Bayesian Optimization in Language Space: An Eval-Efficient AI Self-Improvement Framework
Enoch Hyunwook Kang, Hema Yoganarasimhan
TL;DR
This work addresses the bottleneck of evaluation efficiency in self-improving AI by reframing prompt optimization as language-space Bayesian Optimization. It introduces TextGrad-Best-of-N Bayesian Optimization (T-BoN BO), which combines textual gradients (TextGrad) with Best-of-N gradient selection to mimic the UCB acquisition in language space without explicit surrogates. The authors prove that the Best-of-N gradient asymptotically aligns with the UCB gradient, yielding evaluation-efficient search, and validate the approach empirically on ad-optimization tasks using LLM-based persona simulations, where T-BoN BO outperforms state-of-the-art baselines like Best-of-N and GEPA. The results suggest that evaluation-efficient self-improvement can be achieved in practice, enabling faster and more robust alignment of AI-generated content with target user preferences across diverse scenarios, even with limited contextual information.
Abstract
Large Language Models (LLMs) have recently enabled self-improving AI, i.e., AI that iteratively generates, evaluates, and refines its own outcomes. Recent studies have shown that self-improving AI focusing on prompt optimization can outperform state-of-the-art reinforcement-learning fine-tuned LLMs. Here, their `performance' is typically measured by query efficiency - the number of LLM-generated solution samples required to meet a certain performance threshold. However, in many societal applications, the primary limitation is not generating new solutions but evaluating them. For instance, evaluating an ad's effectiveness requires significant human feedback, which is far more costly and time-consuming than generating a candidate ad.

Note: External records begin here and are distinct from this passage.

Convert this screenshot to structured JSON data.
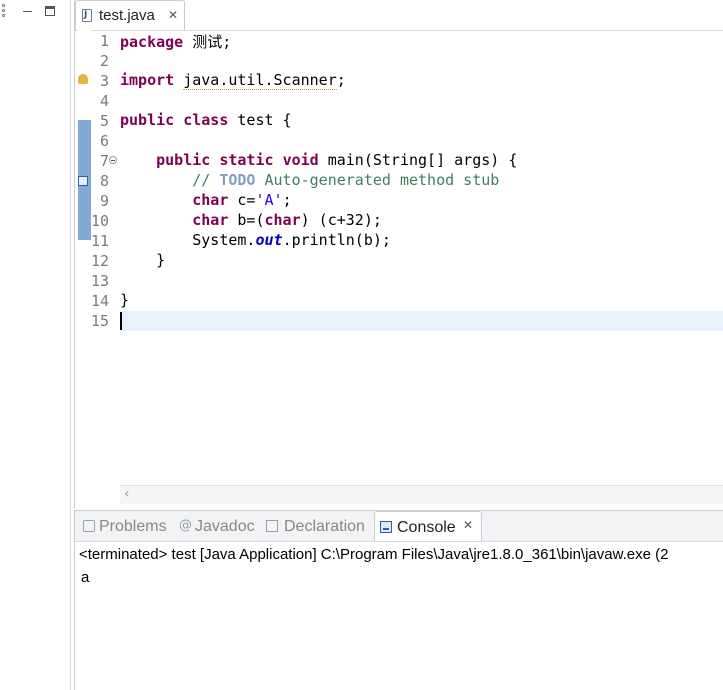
{
  "editor": {
    "tab": {
      "label": "test.java",
      "close": "✕"
    },
    "line_numbers": [
      "1",
      "2",
      "3",
      "4",
      "5",
      "6",
      "7",
      "8",
      "9",
      "10",
      "11",
      "12",
      "13",
      "14",
      "15"
    ],
    "code": {
      "l1_kw": "package",
      "l1_rest": " 测试;",
      "l3_kw": "import",
      "l3_rest": "java.util.Scanner",
      "l3_end": ";",
      "l5_kw1": "public",
      "l5_kw2": "class",
      "l5_rest": " test {",
      "l7_kw1": "public",
      "l7_kw2": "static",
      "l7_kw3": "void",
      "l7_rest": " main(String[] args) {",
      "l8_cm1": "// ",
      "l8_todo": "TODO",
      "l8_cm2": " Auto-generated method stub",
      "l9_kw": "char",
      "l9_a": " c=",
      "l9_str": "'A'",
      "l9_b": ";",
      "l10_kw1": "char",
      "l10_a": " b=(",
      "l10_kw2": "char",
      "l10_b": ") (c+32);",
      "l11_a": "System.",
      "l11_fld": "out",
      "l11_b": ".println(b);",
      "l12": "}",
      "l14": "}"
    }
  },
  "bottom": {
    "tabs": [
      {
        "label": "Problems"
      },
      {
        "label": "Javadoc"
      },
      {
        "label": "Declaration"
      },
      {
        "label": "Console"
      }
    ],
    "close": "✕",
    "terminated": "<terminated> test [Java Application] C:\\Program Files\\Java\\jre1.8.0_361\\bin\\javaw.exe  (2",
    "output": "a"
  }
}
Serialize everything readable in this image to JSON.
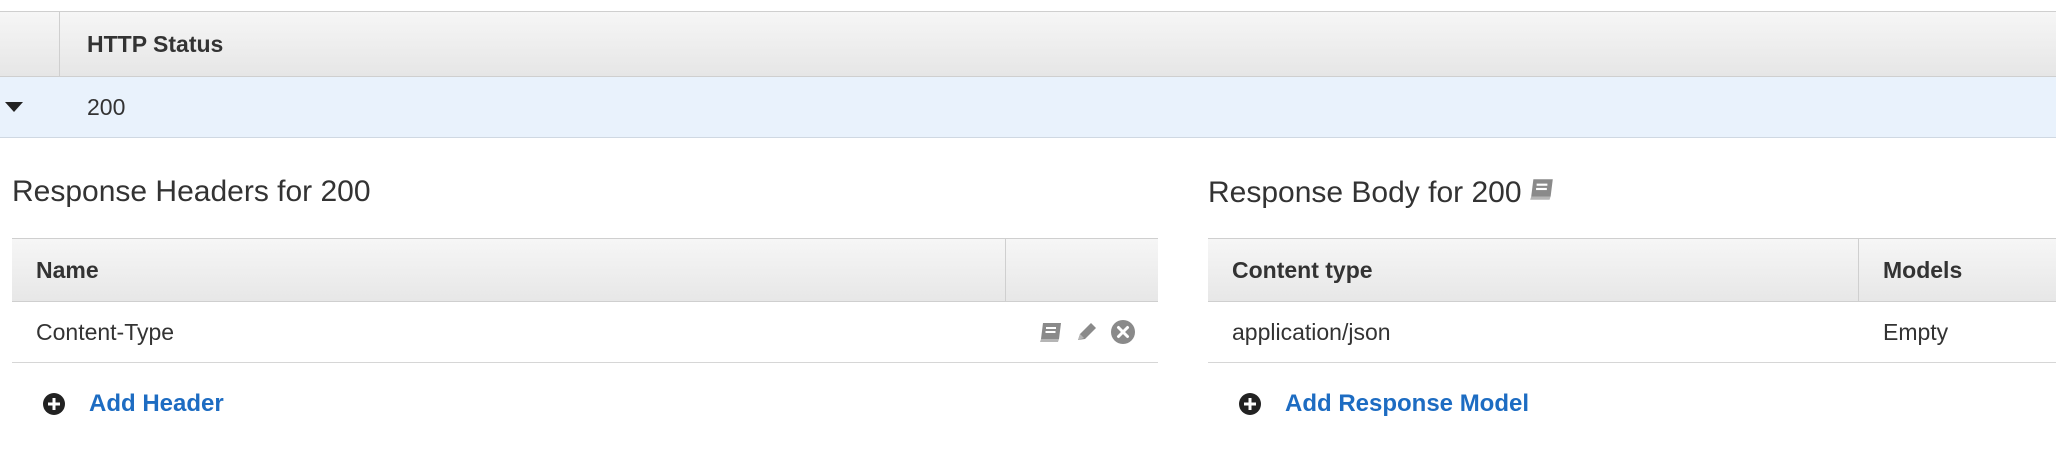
{
  "status_table": {
    "column_label": "HTTP Status",
    "row_code": "200"
  },
  "headers_section": {
    "title": "Response Headers for 200",
    "columns": {
      "name": "Name",
      "actions": ""
    },
    "rows": [
      {
        "name": "Content-Type"
      }
    ],
    "add_label": "Add Header"
  },
  "body_section": {
    "title": "Response Body for 200",
    "columns": {
      "content_type": "Content type",
      "models": "Models"
    },
    "rows": [
      {
        "content_type": "application/json",
        "model": "Empty"
      }
    ],
    "add_label": "Add Response Model"
  },
  "icons": {
    "expand": "caret-down-icon",
    "docs": "book-icon",
    "edit": "pencil-icon",
    "remove": "remove-circle-icon",
    "add": "plus-circle-icon"
  },
  "colors": {
    "link": "#1d6cc2",
    "selected_row": "#e9f2fc",
    "icon_gray": "#8a8a8a"
  }
}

To optimize for the evaluation efficiency objective, a natural approach is to extend Bayesian Optimization (BO), a framework proven optimal for evaluation efficiency, to the language domain. However, the difficulty of directly estimating suitable acquisition functions in LLMs' minds makes this extension challenging. This paper overcomes this challenge by proving that the combination of the simple and widely used Best-of-N selection strategy and simple textual gradients (i.e., textual edits from a critic model) statistically emulates the behavior of the gradients on the canonical UCB acquisition function, which induces optimal exploration in terms of evaluation efficiency. Based on this result, we propose TextGrad-Best-of-N Bayesian Optimization (T-BoN BO), a simple and eval-efficient language-space Bayesian optimization framework for AI self-improvement. We also empirically validate T-BoN BO by applying it to automated ad alignment tasks for persona distribution, demonstrating its superior performance compared to popular state-of-the-art baselines.